ECW supports and protects holistic learning outcomes – so no one is left behind. It has reached almost 7 million children and youth with quality education in some of the toughest and most complex crises across 40 countries since 2016. 95% of its programmes are improving gender parity in access to education and its new strategic plan, launched last week, has a razor-sharp focus on improving learning outcomes for the close to 120 million crisis-affected children who are in school but not achieving minimum proficiency in reading and mathematics.

ECW’s response to the climate crisis will also cut across all its work, from new global advocacy on the Comprehensive School Safety Framework 2022–2030 to country-level programmes that are more climate-responsive.

Harriet, a 14-year-old girl, sticking her hand up at school, Bidi Bidi Refugee settlement, Northern Uganda.

Now is the time for bold action

The FCDO has made alarming cuts of over 40% to their education aid budget in recent years, despite continuing to refer to girls’ education as a major priority. The longer these funding decisions remain in place, FCDO’s global standing as a leader on education diminishes further. By making a large, early ambitious pledge to ECW, the FCDO can start to rebuild its reputation on education and get back on track to delivering its promise of 12 years of quality education for every child. 

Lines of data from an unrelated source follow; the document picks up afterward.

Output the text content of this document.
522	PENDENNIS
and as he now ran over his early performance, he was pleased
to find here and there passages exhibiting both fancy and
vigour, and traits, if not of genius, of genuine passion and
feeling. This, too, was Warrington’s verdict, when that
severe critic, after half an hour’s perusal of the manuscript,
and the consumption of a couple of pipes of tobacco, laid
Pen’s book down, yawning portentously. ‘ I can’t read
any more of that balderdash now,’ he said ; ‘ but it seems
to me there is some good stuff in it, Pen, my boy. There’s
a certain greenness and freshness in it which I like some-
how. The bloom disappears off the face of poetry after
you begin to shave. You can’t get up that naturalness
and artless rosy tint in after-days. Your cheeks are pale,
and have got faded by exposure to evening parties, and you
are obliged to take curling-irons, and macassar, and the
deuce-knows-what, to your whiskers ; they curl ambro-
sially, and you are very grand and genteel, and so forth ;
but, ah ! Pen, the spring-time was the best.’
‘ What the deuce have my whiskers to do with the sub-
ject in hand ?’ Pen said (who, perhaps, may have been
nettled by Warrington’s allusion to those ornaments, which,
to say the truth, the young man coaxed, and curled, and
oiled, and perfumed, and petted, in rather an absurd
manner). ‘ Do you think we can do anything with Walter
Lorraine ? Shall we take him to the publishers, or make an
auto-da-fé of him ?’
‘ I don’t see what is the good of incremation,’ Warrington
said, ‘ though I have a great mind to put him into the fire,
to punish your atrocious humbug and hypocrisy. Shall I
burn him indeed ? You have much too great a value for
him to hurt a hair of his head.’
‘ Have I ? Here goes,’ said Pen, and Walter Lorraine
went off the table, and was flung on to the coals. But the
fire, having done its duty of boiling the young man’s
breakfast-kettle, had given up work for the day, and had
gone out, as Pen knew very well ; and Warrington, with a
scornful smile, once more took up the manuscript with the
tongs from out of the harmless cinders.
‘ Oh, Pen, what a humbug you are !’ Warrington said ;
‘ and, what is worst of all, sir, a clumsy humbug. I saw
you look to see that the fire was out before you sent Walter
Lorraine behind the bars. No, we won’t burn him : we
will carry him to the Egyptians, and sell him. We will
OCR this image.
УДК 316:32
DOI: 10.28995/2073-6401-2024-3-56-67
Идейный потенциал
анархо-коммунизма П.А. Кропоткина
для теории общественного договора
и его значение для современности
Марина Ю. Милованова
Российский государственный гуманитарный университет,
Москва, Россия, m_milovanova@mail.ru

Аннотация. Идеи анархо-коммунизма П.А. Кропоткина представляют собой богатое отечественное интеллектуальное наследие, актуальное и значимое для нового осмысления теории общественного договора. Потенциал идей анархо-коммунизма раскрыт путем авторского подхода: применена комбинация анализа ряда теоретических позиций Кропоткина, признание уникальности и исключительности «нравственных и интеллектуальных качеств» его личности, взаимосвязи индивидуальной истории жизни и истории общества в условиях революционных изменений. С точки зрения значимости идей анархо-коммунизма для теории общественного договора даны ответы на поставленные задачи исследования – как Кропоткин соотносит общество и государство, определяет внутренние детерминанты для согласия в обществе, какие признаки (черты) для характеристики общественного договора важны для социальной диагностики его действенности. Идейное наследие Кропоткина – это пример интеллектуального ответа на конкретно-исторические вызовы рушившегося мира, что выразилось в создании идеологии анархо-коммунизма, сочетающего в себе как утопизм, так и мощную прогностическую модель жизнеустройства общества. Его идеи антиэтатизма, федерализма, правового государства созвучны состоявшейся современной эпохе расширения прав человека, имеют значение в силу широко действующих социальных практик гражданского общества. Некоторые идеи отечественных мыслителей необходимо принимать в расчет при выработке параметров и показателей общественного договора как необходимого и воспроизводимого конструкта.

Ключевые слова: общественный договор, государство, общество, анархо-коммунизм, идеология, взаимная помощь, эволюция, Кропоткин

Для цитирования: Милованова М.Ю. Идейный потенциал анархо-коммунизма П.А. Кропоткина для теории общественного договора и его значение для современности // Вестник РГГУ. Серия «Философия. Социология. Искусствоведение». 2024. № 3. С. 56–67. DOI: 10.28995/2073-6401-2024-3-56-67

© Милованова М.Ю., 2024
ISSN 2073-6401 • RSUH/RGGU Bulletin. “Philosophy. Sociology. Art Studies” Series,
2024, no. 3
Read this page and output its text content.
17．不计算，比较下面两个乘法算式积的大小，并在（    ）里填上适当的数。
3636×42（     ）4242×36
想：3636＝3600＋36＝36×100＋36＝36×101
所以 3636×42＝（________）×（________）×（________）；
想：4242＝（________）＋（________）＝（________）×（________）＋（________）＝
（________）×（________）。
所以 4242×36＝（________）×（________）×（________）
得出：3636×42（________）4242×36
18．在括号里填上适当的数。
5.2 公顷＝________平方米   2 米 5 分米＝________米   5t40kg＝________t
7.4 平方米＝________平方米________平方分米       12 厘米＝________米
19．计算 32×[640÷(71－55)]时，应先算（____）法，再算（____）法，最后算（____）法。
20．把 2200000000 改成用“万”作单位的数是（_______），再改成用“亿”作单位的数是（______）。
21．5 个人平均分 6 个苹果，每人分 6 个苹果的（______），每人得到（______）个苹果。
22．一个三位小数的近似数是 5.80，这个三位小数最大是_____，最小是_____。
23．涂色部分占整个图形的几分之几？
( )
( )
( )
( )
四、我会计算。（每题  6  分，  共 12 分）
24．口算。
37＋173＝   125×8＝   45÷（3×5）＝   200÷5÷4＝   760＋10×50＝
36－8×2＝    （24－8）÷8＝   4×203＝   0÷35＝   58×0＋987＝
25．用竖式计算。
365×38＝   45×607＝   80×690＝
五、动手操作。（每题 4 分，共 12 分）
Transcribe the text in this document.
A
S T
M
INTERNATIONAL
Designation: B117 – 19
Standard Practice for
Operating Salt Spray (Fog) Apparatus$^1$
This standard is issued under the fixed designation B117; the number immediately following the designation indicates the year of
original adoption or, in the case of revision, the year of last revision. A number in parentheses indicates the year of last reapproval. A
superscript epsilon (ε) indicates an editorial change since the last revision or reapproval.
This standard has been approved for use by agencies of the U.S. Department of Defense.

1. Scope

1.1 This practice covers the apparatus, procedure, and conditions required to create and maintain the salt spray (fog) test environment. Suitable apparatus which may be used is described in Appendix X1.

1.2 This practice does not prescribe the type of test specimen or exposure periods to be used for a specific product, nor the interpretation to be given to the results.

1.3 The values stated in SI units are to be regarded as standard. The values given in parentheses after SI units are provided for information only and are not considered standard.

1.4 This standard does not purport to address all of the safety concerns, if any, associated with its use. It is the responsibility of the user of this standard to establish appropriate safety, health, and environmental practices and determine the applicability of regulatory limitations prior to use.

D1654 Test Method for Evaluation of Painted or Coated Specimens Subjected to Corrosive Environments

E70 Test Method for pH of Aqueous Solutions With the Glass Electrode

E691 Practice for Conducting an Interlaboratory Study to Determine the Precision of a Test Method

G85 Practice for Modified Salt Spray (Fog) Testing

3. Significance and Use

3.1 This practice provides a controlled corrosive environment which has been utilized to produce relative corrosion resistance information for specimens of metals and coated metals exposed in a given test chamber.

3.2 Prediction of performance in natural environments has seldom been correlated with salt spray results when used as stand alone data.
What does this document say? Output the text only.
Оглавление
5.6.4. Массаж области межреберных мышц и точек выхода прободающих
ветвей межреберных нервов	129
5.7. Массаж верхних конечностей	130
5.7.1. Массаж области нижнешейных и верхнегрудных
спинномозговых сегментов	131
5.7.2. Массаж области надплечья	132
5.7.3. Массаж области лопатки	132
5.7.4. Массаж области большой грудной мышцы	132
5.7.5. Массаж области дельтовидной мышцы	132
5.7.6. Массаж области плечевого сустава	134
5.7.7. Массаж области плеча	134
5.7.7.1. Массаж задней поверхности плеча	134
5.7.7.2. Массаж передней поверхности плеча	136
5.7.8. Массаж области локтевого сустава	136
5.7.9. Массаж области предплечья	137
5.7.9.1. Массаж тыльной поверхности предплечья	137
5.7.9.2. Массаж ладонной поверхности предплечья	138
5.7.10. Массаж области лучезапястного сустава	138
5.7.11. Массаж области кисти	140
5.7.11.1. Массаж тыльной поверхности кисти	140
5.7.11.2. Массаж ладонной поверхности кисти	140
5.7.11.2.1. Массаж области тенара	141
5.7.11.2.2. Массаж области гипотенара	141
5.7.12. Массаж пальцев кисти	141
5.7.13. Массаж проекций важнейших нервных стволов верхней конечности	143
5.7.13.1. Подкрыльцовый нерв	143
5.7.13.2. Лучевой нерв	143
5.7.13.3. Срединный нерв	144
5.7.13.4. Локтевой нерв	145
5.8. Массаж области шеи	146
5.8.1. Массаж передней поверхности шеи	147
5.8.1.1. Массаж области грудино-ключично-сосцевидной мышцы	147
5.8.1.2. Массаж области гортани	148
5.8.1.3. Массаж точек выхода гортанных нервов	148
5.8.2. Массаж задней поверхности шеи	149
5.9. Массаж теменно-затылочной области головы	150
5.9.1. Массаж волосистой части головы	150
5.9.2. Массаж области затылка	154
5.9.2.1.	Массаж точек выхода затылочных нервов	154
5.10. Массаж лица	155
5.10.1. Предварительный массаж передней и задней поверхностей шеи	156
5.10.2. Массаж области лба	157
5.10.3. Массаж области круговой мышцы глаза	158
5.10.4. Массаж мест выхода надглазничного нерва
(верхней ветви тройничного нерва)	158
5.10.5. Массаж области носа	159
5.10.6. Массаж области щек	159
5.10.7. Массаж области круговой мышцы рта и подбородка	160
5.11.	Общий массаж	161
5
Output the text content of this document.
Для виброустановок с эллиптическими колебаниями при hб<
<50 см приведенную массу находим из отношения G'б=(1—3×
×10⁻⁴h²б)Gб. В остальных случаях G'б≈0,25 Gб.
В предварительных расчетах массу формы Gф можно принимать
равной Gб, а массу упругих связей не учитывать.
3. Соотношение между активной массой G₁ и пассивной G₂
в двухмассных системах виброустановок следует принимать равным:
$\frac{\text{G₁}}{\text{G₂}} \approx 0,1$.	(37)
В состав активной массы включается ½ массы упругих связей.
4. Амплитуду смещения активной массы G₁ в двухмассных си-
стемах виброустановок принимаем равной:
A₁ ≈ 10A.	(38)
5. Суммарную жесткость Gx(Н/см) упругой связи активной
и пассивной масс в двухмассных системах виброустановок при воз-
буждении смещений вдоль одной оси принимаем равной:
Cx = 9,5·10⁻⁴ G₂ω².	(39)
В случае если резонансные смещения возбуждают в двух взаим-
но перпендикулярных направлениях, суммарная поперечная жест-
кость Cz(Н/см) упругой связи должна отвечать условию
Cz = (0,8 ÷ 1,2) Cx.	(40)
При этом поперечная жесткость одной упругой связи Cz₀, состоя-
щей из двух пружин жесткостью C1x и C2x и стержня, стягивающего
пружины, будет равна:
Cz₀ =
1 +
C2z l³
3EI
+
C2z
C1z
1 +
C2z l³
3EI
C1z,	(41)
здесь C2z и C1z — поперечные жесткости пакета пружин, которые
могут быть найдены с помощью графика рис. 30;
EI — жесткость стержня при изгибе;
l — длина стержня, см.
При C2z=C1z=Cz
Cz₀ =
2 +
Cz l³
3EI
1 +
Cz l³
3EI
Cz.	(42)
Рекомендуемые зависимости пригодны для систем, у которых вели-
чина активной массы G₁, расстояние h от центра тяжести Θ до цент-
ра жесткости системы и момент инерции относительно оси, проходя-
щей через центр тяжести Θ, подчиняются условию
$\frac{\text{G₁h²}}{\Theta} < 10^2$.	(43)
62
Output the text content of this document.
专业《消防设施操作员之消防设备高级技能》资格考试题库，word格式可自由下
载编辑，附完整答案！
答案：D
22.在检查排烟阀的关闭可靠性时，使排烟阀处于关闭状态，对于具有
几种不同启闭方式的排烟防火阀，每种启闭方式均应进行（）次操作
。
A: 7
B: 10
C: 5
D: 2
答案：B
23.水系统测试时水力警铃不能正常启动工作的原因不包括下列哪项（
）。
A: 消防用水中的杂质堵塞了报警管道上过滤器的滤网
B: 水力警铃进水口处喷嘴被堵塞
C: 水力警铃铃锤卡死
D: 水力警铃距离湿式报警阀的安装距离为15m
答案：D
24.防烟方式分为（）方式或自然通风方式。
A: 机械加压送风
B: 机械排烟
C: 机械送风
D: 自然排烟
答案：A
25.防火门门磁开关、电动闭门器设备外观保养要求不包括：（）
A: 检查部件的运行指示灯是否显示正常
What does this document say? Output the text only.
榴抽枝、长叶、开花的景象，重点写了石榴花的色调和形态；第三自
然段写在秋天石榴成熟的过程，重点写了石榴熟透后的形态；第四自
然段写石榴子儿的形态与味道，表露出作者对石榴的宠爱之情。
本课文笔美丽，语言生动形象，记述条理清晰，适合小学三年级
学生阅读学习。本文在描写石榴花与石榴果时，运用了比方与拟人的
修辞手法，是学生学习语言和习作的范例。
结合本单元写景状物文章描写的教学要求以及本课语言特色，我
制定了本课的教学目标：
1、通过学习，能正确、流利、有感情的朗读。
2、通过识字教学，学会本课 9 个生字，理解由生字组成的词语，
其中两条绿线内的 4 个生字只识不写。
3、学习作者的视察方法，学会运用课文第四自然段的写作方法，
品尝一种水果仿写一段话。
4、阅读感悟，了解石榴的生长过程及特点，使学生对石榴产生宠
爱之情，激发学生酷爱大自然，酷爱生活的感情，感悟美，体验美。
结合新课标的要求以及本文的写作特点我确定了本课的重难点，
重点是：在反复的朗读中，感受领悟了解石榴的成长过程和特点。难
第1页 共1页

Malika, a 9-year-old girl, attends Save the Children’s community-based education (CBE) class for girls in Kabul, Afghanistan.This will also be critical if we are to avoid a repeat of last year’s Global Education Summit, where the UK delivered a pledge way short of what was needed, contributing to the Global Partnership for Education falling $1 billion short of its replenishment target.

The UK must now step up if ECW is to achieve its new funding target of at least $1.5 billion to cover its four year strategic period 2023-2026.

A pledge of £170 million by the UK will put ECW on the pathway to ensuring 20 million children and young people affected by crises – including 12 million girls and 2 million children and adolescents with disabilities – receive a quality education over the next four years.

It will also set a level of ambition that other donors should match or exceed, accounts for the UK’s historic leadership, and would allow the UK Government to make headway in its manifesto commitments towards its global targets on girls’ education.

A child’s right to education does not end in times of emergencies, but experiences of conflict, crisis and climate change from Afghanistan to Zimbabwe tell a different story. The UK must lead the effort to support and fund the learning of our 222 million friends in crisis before it is too late.